The Underrated Brilliance of To Live and Die in L.A. — Film and Soundtrack Alike

William Petersen as Richard Chance in To Live and Die in L.A.

Some films are good. Some are iconic. And then there are a few that burn a hole in your brain for reasons you can’t entirely explain. To Live and Die in L.A. is that kind of film—a bold, erratic, neon-soaked fever dream of 1980s nihilism wrapped in the stylish trench coat of a cop thriller.

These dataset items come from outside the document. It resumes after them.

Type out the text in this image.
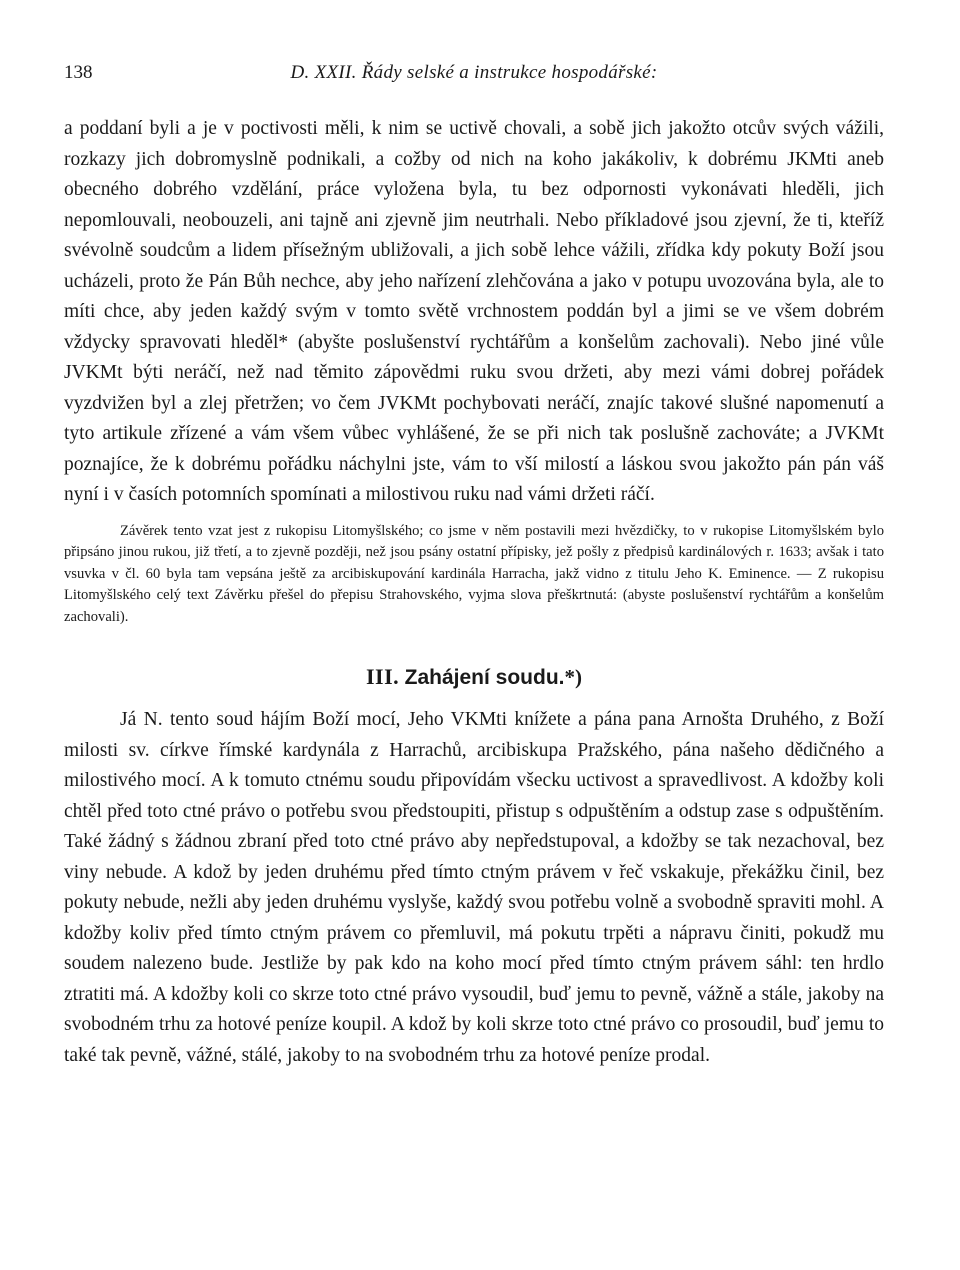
138	D. XXII. Řády selské a instrukce hospodářské:

a poddaní byli a je v poctivosti měli, k nim se uctivě chovali, a sobě jich jakožto otcův svých vážili, rozkazy jich dobromyslně podnikali, a cožby od nich na koho jakákoliv, k dobrému JKMti aneb obecného dobrého vzdělání, práce vyložena byla, tu bez odpornosti vykonávati hleděli, jich nepomlouvali, neobouzeli, ani tajně ani zjevně jim neutrhali. Nebo příkladové jsou zjevní, že ti, kteříž svévolně soudcům a lidem přísežným ubližovali, a jich sobě lehce vážili, zřídka kdy pokuty Boží jsou ucházeli, proto že Pán Bůh nechce, aby jeho nařízení zlehčována a jako v potupu uvozována byla, ale to míti chce, aby jeden každý svým v tomto světě vrchnostem poddán byl a jimi se ve všem dobrém vždycky spravovati hleděl* (abyšte poslušenství rychtářům a konšelům zachovali). Nebo jiné vůle JVKMt býti neráčí, než nad těmito zápovědmi ruku svou držeti, aby mezi vámi dobrej pořádek vyzdvižen byl a zlej přetržen; vo čem JVKMt pochybovati neráčí, znajíc takové slušné napomenutí a tyto artikule zřízené a vám všem vůbec vyhlášené, že se při nich tak poslušně zachováte; a JVKMt poznajíce, že k dobrému pořádku náchylni jste, vám to vší milostí a láskou svou jakožto pán pán váš nyní i v časích potomních spomínati a milostivou ruku nad vámi držeti ráčí.

Závěrek tento vzat jest z rukopisu Litomyšlského; co jsme v něm postavili mezi hvězdičky, to v rukopise Litomyšlském bylo připsáno jinou rukou, již třetí, a to zjevně později, než jsou psány ostatní přípisky, jež pošly z předpisů kardinálových r. 1633; avšak i tato vsuvka v čl. 60 byla tam vepsána ještě za arcibiskupování kardinála Harracha, jakž vidno z titulu Jeho K. Eminence. — Z rukopisu Litomyšlského celý text Závěrku přešel do přepisu Strahovského, vyjma slova přeškrtnutá: (abyste poslušenství rychtářům a konšelům zachovali).

III. Zahájení soudu.*)

Já N. tento soud hájím Boží mocí, Jeho VKMti knížete a pána pana Arnošta Druhého, z Boží milosti sv. církve římské kardynála z Harrachů, arcibiskupa Pražského, pána našeho dědičného a milostivého mocí. A k tomuto ctnému soudu připovídám všecku uctivost a spravedlivost. A kdožby koli chtěl před toto ctné právo o potřebu svou předstoupiti, přistup s odpuštěním a odstup zase s odpuštěním. Také žádný s žádnou zbraní před toto ctné právo aby nepředstupoval, a kdožby se tak nezachoval, bez viny nebude. A kdož by jeden druhému před tímto ctným právem v řeč vskakuje, překážku činil, bez pokuty nebude, nežli aby jeden druhému vyslyše, každý svou potřebu volně a svobodně spraviti mohl. A kdožby koliv před tímto ctným právem co přemluvil, má pokutu trpěti a nápravu činiti, pokudž mu soudem nalezeno bude. Jestliže by pak kdo na koho mocí před tímto ctným právem sáhl: ten hrdlo ztratiti má. A kdožby koli co skrze toto ctné právo vysoudil, buď jemu to pevně, vážně a stále, jakoby na svobodném trhu za hotové peníze koupil. A kdož by koli skrze toto ctné právo co prosoudil, buď jemu to také tak pevně, vážné, stálé, jakoby to na svobodném trhu za hotové peníze prodal.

Directed by William Friedkin in 1985, it’s a movie that swerves away from formula at every turn. Its protagonist is a hot-headed Secret Service agent who’s more of a menace than a hero. Its plot structure gleefully throws away conventions, killing off characters with ruthless efficiency and introducing moral ambiguity as the film’s only true compass. But beyond the bullets, betrayals, and forgeries, the film is a meditation on obsession and emptiness—how men lose themselves in the pursuit of power, justice, or just something that feels real.

And then there’s the soundtrack.

Wang Chung—yes, the same band you associate with that one fun party song—delivered a synth-heavy masterpiece of mood. Their score doesn’t just accompany the film; it defines it. Pulsing basslines, eerie electronic hums, and soaring arpeggios turn Los Angeles into a landscape of existential dread and strange beauty. The music doesn’t tell you what to feel—it infects your blood with it. Without this soundtrack, To Live and Die in L.A. might still be a good movie. With it, it’s unforgettable.

Watch it again—or for the first time. Put on headphones. Let the opening credits and that synth haze wash over you. This isn’t just a crime movie. It’s a time capsule, a tone poem, a sonic hallucination of what it meant to chase shadows through the underbelly of Reagan-era America.

Underrated? Absolutely. Brilliant? Without question.